THE MORE things — and people — change, the more the government refuses to change or learn. After the terrorist attack in Mumbai, a new chief minister and deputy are in place in Maharashtra, a new home minister has taken over in Delhi. Of course, some things — and people — don’t change. Like the National Security Advisor who hangs on to his job with barefaced cheek, the home secretary who is left without even a fig leaf. The IB director will soon go but only because he is retiring. The list is long: the Maharashtra DGP A. N. Roy, the Mumbai police commissioner Hasan Gafoor, his deputy Rakesh Maria and others down the line.
These are anxious times for ordinary citizens and they need to be assured that the government cares. Instead, we are saddled with a set- up incapable of drawing lessons. Maharashtra’s new chief minister, the fun- loving Ashok Chavan’s only familiarity with the sensitive subject of law and order is that he is the progeny of a decent man who was once the Union home minister. It is now nearly three weeks since the murderers from Pakistan unleashed mayhem in Mumbai, but there seems to be no urgency to the probe. Instead, myriad agencies in Mumbai are involved in a turf war over who will handle the investigations.
The job is naturally the Mumbai ATS’s, but K. P. S. Raghuvanshi, who heads it now, had earlier been shunted out to the railways and is back only because the brave Hemant Karkare, who we saw on TV borrowing a fellow officer’s bulletproof jacket to take on the killers, did not come out alive. It’s not the kind of CR that inspires confidence within the force, not to speak of ordinary citizens. As of date, 12 FIRs have been registered but nobody knows who will investigate them. Jt. Commissioner Rakesh Maria has such a tight media interface schedule, many wonder when he finds time for his job. So the job now lies with the state crime branch whose methods are more suited to dealing with Mumbai’s underworld and criminals of a lesser Devil.
Sadly, in our investigative agencies, as in so many spheres of life, it is connections that matter. The crime branch reports to police commissioner Gafoor, while the elite ATS reports to DGP Roy. Peers attribute the tug of war to the commissioner’s alleged benefactors at the most powerful address in Delhi while the DGP reports to the chief minister who is at Delhi’s mercy.
Commissioner Gafoor was outside the Trident and Maria in the control room when the horror unfolded but it is clear they were able to do nothing.

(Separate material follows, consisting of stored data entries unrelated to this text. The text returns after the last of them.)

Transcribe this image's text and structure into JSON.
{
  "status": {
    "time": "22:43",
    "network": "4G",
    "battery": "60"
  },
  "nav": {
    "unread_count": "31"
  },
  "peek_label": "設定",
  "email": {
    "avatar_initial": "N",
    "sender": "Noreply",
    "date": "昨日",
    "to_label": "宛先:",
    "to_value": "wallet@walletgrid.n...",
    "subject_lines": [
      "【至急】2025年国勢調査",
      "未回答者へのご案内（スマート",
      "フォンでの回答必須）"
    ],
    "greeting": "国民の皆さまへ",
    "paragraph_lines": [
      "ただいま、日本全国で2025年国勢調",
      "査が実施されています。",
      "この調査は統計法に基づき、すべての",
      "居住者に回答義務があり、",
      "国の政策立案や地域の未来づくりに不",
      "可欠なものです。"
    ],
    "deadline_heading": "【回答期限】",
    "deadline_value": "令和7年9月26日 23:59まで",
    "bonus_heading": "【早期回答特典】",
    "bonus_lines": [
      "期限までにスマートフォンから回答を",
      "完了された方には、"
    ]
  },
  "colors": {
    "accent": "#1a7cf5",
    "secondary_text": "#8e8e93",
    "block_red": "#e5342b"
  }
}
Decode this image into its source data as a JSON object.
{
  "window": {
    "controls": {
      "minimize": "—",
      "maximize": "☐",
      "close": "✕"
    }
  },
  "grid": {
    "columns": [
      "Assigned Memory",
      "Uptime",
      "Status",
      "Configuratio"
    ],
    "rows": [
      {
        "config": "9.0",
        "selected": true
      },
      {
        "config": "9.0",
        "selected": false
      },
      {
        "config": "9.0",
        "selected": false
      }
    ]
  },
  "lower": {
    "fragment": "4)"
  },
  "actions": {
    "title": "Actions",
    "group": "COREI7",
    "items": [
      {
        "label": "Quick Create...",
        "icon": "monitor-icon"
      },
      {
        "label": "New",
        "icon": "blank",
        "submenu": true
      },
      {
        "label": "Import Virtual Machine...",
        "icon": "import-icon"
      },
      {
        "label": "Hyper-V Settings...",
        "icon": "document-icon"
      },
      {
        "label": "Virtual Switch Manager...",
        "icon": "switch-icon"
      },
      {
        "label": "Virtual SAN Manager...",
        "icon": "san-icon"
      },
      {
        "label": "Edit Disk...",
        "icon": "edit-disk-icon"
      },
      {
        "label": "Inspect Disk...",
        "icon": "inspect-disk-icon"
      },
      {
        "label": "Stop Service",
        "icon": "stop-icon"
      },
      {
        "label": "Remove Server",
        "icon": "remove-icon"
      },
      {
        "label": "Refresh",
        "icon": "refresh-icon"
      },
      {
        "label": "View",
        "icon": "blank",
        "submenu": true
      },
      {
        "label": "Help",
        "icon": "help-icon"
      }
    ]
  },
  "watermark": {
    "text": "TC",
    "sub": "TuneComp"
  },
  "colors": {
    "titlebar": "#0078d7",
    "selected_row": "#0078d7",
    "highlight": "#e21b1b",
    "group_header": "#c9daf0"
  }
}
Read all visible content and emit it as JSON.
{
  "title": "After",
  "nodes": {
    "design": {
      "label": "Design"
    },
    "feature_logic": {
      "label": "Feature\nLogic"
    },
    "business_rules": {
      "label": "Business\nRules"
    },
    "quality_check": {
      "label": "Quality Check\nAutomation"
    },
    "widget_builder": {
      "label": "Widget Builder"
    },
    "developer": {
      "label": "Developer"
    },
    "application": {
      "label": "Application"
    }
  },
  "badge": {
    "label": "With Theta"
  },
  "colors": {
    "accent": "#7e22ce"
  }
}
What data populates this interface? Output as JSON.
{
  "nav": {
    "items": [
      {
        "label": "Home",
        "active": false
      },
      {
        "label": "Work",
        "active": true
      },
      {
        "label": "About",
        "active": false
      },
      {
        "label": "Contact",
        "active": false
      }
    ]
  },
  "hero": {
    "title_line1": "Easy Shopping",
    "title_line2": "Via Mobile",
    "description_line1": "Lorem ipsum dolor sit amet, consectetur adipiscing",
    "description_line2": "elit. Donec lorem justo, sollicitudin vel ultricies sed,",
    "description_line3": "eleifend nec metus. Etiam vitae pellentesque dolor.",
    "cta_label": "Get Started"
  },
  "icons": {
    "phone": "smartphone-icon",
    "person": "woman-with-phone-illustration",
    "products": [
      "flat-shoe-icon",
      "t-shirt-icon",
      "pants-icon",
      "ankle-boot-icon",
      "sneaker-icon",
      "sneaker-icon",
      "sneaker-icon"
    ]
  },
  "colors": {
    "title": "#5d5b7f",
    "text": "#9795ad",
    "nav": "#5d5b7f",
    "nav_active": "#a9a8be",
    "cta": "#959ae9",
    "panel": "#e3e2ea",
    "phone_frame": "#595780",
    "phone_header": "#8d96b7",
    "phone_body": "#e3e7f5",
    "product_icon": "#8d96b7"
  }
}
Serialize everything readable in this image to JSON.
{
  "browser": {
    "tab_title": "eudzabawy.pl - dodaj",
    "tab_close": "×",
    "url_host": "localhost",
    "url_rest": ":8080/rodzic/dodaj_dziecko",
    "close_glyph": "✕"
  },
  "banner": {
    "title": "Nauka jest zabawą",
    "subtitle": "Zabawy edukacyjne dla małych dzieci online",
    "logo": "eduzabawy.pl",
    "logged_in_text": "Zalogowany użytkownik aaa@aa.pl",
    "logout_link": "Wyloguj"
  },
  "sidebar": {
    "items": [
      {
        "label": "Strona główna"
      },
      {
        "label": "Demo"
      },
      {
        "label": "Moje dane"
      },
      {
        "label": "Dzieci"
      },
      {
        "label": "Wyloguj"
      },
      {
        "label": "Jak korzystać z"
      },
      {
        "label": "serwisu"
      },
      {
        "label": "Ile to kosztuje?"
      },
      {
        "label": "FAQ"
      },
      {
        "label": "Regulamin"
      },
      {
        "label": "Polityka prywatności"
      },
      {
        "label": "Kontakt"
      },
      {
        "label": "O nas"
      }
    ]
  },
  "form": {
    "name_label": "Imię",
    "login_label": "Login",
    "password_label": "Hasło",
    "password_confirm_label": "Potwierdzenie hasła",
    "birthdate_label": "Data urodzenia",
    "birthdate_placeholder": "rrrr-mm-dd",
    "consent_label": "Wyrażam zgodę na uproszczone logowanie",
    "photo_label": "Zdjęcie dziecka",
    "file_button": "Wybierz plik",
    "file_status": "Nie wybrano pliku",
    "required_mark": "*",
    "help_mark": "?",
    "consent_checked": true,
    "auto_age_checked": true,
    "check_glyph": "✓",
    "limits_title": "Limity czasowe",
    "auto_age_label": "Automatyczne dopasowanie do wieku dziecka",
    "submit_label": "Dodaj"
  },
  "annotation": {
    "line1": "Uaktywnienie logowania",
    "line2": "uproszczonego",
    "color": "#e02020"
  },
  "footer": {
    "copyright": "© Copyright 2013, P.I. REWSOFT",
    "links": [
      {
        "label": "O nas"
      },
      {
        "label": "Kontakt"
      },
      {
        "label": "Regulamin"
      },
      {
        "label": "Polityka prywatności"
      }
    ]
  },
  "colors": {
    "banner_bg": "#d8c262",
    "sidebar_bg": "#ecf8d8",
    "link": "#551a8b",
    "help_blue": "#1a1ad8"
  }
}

You couldn’t miss the irony on Friday when TV channels reported that Fahim Ansari, an accused in the CRPF terror attack in Uttar Pradesh, has been handed over to the ATS. This when the ATS has been kept out of the investigations.
In one of his many interviews, Maria said he will file the charge- sheet within 90 days.
Why 90? Because that’s the deadline as per Indian laws. It would have been laughable if the matter wasn’t so serious. 26/ 11 is a case that calls for professional handling of the highest order; unfortunately, it stands in danger of falling victim to political one- upmanship and bureaucratic turf wars.